Los bajos niveles de agua en el río Danubio están amenazando la generación de electricidad interna y las importaciones de combustible crítico de Serbia, lo que lleva al país a las filas de las naciones europeas que sufren de perturbaciones energéticas relacionadas con el calor.

Las entradas de agua extremadamente bajas han obligado a la empresa estatal de servicios públicos, la Industria de Energía Eléctrica de Serbia (EPS), a reducir la generación de energía eléctrica en las enormes centrales hidroeléctricas Đerdap.

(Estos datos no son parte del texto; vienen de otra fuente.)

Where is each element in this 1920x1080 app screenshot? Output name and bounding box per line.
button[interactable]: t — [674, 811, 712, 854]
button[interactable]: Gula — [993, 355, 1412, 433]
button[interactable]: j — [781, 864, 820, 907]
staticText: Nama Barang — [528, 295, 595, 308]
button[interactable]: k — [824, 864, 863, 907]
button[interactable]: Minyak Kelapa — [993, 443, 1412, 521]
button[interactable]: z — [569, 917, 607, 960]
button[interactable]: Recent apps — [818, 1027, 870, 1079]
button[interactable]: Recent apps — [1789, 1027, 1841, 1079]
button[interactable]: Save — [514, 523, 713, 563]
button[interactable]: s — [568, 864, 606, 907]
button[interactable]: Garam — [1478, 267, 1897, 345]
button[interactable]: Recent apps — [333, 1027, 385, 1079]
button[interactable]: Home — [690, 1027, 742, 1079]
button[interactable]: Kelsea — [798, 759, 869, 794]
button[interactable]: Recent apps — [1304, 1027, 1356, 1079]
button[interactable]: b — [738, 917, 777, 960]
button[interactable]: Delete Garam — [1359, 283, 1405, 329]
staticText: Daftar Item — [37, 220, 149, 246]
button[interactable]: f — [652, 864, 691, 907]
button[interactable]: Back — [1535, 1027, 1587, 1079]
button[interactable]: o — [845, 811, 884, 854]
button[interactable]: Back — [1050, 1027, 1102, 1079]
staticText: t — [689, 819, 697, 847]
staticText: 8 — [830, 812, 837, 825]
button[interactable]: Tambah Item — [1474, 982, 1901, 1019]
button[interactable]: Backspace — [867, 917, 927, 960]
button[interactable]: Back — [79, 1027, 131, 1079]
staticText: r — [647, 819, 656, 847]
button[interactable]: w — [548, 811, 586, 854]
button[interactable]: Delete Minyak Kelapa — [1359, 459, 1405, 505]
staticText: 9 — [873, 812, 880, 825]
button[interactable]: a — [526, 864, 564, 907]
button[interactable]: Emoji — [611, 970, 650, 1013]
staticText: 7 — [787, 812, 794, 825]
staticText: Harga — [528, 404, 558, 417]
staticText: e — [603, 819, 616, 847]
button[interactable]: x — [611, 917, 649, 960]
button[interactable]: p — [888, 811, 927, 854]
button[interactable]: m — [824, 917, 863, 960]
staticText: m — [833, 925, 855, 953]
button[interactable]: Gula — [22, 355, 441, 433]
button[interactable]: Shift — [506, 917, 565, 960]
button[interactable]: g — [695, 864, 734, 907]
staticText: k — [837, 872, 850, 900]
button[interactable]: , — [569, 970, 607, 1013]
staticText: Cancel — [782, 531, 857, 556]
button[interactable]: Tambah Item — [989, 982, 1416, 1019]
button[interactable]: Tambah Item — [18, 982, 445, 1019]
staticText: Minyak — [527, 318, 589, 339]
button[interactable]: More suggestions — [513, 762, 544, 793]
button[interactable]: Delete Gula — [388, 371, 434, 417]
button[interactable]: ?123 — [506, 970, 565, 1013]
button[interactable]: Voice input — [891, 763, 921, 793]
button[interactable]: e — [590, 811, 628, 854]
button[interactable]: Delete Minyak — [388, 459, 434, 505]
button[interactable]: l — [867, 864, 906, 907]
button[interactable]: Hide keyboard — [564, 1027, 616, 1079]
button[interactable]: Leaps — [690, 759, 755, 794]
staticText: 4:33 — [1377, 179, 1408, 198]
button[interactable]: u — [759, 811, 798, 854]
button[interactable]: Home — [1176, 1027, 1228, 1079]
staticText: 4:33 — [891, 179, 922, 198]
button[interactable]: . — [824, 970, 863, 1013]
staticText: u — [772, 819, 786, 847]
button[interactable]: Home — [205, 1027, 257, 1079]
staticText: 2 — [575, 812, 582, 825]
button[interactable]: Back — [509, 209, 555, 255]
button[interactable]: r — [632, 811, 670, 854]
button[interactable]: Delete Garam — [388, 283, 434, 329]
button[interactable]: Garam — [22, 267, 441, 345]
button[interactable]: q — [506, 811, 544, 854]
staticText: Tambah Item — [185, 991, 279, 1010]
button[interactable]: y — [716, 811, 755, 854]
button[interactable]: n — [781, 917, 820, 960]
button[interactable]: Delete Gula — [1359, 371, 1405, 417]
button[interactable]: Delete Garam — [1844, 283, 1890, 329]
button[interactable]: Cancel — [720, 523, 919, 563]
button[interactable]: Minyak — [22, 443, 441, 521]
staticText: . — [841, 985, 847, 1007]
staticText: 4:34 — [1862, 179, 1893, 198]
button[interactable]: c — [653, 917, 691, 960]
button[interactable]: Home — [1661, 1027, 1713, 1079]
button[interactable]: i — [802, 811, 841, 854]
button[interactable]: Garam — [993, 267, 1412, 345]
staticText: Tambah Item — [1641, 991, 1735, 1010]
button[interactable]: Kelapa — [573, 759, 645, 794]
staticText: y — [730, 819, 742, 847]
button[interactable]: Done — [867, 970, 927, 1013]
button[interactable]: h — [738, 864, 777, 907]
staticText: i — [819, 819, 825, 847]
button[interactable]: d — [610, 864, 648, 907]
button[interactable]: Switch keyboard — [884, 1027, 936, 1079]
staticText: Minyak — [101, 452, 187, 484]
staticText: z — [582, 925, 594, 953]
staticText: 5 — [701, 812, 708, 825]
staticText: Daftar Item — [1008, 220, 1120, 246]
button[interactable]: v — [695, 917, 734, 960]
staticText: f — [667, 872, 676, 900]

Como informó Balcan Insight, mientras que el Director de EPS, Dušan Živković, insistió en que el suministro de electricidad permanece temporalmente estable, la persistente falta de lluvias y la nieve invernal baja en los Alpes siguen destacando la red nacional.

La crisis ambiental también ha perturbado gravemente las rutas de importación de energía de Serbia a lo largo del Danubio, que sirve de importante corredor de tránsito comercial. Los bajos niveles de agua han dejado embarcaciones y pontones varados en tierra seca, deteniendo el transporte fluvial de productos esenciales del petróleo. Se esperaba que más de la mitad de las 39.000 toneladas de diésel programadas para la importación en agosto llegaran por el río, pero estas entregas ahora son muy inciertas. En respuesta, el miércoles el Ministro de Minería y Energía Dubravka Đedović Handanović se reunió con los principales representantes del petróleo para organizar el transporte ferroviario alternativo y asegurar canales de suministro doméstico.

Para mitigar la amenaza de la escasez aguda de combustible y mantener en funcionamiento el sector energético nacional, el Gobierno de Serbia ha aplicado medidas estrictas de emergencia. La industria petrolera de Serbia (NIS) anunció que liberará aproximadamente 23.000 toneladas de sus reservas de combustible operacional a otras compañías petroleras nacionales mientras aumenta el procesamiento diario del petróleo crudo. Además, el Gobierno ha prorrogado las exportaciones de combustible hasta finales de agosto.

Estas medidas de protección ponen de relieve los crecientes desafíos que enfrentan los gobiernos del sur de Europa a medida que las perturbaciones relacionadas con el clima amenazan cada vez más la infraestructura civil básica.